Я воспользовался этим случаем и незаметно вышел из комнаты, но едва переступил порог, как увидал в сенях целую толпу баб и девок. Все они были разряжены в праздничные пестрые сарафаны и, скучившись в угол, хихикали, ахали и охали.
— Ну, идите же! — командовал ‘брильянт’.— Чего жметесь-то, словно бараны какие? Агафья, чего смотришь? Тащи их!
— Идите, красавицы, идите! — раздался звонкий голос Агафьи.
— Ой, боязно! Родимые мои… Куда это мы зашли-то! — раздалось в толпе красавиц.
— Боязно! — передразнил их ‘брильянт’.— Словно впервой!
— Идите, идите,— кричала Агафья, отворяя дверь.— Идите смелее!..

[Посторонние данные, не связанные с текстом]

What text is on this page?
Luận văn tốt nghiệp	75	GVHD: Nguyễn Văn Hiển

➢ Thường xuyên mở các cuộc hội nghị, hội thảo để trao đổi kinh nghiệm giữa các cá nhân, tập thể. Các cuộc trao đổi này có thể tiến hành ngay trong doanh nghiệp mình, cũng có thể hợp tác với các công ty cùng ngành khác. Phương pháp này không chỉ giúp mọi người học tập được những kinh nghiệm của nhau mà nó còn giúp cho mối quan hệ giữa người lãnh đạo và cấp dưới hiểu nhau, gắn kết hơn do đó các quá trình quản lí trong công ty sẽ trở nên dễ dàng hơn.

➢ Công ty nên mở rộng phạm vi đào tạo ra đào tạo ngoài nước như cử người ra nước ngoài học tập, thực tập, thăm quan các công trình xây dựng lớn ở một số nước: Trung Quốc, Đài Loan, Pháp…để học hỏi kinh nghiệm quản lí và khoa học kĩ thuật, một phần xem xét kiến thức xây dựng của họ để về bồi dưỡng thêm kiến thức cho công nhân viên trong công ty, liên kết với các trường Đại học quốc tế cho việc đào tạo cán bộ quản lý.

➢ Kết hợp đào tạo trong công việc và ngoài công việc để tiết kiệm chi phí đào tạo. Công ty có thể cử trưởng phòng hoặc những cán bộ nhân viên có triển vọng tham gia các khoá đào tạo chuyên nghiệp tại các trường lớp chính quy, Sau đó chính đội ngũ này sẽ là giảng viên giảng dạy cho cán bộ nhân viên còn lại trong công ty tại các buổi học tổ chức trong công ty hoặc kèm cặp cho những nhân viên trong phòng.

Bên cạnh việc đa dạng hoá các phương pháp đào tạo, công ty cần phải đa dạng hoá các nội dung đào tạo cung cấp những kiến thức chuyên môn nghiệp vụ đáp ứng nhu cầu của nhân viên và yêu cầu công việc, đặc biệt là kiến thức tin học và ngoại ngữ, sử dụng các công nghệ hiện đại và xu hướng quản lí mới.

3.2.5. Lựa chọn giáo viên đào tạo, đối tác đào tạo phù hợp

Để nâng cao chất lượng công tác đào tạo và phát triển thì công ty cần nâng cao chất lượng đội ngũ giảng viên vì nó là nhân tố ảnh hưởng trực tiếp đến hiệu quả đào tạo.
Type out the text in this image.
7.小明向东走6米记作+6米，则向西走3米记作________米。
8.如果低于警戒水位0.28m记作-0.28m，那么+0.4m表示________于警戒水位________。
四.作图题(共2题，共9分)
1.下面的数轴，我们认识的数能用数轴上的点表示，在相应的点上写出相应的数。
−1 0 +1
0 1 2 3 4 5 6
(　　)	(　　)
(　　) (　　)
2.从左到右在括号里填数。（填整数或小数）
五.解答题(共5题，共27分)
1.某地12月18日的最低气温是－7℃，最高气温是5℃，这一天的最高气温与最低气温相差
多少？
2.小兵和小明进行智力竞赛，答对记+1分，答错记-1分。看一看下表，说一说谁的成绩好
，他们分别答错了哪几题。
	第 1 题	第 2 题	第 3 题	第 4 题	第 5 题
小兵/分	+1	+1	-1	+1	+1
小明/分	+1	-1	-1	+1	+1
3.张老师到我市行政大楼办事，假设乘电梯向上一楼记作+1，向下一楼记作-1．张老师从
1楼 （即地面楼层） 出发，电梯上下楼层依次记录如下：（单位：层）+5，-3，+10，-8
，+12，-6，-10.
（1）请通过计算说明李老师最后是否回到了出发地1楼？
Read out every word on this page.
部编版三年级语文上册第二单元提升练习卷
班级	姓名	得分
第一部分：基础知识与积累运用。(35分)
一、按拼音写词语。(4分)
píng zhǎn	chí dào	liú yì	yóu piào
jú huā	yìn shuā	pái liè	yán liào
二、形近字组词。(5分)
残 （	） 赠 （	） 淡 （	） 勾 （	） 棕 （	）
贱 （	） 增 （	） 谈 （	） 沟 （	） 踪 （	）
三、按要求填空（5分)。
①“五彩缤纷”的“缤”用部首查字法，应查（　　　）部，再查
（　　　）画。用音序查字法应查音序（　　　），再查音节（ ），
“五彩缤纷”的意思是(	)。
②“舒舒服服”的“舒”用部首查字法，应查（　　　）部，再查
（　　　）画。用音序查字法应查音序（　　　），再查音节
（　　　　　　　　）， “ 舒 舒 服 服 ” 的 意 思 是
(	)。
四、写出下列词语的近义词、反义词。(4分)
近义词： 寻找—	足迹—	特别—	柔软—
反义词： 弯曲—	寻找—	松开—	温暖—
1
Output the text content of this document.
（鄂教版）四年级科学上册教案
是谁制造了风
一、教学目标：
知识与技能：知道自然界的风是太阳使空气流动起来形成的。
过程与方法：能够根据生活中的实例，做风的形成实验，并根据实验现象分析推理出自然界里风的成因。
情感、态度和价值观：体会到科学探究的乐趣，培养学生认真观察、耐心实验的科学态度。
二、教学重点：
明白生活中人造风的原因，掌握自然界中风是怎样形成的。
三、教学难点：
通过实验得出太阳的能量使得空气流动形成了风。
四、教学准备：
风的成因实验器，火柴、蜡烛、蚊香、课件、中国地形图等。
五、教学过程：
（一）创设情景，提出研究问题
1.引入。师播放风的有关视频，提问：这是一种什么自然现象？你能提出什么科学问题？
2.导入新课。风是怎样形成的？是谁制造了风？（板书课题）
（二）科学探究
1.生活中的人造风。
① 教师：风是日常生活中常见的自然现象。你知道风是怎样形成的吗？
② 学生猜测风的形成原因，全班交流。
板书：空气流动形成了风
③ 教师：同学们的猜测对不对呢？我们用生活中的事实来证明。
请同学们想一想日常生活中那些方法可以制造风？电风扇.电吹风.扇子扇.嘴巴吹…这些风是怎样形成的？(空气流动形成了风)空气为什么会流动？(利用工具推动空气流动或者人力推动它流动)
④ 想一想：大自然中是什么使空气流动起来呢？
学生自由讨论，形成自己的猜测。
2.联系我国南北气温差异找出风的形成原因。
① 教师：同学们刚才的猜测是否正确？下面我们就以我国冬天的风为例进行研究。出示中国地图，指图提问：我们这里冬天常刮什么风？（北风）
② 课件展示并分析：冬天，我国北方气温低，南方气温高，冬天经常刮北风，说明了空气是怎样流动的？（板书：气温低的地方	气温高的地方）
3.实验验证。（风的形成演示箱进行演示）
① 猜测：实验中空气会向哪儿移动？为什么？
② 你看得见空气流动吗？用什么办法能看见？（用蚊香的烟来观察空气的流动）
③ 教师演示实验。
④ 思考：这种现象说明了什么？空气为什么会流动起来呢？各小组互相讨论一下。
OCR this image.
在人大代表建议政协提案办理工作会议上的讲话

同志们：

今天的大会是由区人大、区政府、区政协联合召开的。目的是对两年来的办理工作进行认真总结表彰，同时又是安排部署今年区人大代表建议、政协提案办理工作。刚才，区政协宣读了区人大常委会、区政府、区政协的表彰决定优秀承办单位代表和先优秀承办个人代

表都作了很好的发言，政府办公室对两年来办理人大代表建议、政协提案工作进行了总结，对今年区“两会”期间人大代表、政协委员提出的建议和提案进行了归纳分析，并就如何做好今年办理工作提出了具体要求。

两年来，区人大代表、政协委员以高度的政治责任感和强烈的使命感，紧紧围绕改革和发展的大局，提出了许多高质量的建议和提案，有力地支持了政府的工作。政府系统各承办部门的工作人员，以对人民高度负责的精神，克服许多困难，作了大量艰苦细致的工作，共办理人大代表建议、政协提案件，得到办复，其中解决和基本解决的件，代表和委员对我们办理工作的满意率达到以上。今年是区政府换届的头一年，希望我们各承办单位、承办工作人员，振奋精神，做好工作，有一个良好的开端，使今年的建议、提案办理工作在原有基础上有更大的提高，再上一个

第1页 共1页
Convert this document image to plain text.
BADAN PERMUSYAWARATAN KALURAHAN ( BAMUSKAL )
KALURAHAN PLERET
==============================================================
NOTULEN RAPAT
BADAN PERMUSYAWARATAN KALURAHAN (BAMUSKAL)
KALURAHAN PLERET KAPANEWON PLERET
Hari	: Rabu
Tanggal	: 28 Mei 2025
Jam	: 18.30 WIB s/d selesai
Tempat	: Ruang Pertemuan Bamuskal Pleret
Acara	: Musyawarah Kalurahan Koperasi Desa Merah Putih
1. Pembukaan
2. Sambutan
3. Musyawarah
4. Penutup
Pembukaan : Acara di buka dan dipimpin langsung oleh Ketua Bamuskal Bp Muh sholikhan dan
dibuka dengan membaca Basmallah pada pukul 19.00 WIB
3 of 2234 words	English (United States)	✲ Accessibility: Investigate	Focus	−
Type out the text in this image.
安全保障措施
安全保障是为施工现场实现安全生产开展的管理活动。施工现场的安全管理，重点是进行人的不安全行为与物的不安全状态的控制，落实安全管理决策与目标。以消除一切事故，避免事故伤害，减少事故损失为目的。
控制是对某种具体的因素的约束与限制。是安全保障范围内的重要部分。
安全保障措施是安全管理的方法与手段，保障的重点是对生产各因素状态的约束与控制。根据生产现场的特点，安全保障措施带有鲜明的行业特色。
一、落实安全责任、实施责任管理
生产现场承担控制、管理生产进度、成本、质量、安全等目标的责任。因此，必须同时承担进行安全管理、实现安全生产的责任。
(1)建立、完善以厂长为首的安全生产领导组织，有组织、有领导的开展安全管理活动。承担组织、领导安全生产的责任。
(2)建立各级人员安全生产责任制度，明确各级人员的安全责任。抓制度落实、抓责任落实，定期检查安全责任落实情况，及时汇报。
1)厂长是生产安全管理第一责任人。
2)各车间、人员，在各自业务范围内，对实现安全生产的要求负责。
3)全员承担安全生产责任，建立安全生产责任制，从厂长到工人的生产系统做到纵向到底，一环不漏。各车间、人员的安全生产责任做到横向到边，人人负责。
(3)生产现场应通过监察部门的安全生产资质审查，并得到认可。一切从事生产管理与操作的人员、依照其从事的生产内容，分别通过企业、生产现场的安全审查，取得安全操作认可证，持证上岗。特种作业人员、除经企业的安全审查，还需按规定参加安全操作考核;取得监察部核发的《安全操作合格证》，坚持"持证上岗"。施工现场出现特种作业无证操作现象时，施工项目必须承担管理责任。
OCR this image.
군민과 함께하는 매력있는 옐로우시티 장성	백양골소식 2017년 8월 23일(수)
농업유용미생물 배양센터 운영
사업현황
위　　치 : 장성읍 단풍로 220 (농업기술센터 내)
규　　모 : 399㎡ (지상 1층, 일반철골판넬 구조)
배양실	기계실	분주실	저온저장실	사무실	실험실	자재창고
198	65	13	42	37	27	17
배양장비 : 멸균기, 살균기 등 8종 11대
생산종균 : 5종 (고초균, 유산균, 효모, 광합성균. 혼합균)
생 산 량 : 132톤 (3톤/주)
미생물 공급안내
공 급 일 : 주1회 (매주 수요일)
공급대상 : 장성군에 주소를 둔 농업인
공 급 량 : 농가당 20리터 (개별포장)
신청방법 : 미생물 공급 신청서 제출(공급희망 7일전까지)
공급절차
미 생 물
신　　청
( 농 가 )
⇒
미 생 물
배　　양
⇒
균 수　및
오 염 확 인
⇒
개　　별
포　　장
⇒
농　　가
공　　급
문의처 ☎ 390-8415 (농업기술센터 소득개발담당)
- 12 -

Толпа скучилась возле двери, приостановилась, заколыхалась и наконец ввалилась в комнату, и только одна, по-видимому, девушка, с роскошной косой, матовым лицом и большущими черными глазами, осталась было в сенях, но подлетевший ‘брильянт’ схватил ее в охапку и втолкнул в комнату.
— Иди! — проговорил он.
— А-а-а-а-а! — раздался вслед за тем радостный крик из комнаты и далеко-далеко разнесся по уснувшей окрестности.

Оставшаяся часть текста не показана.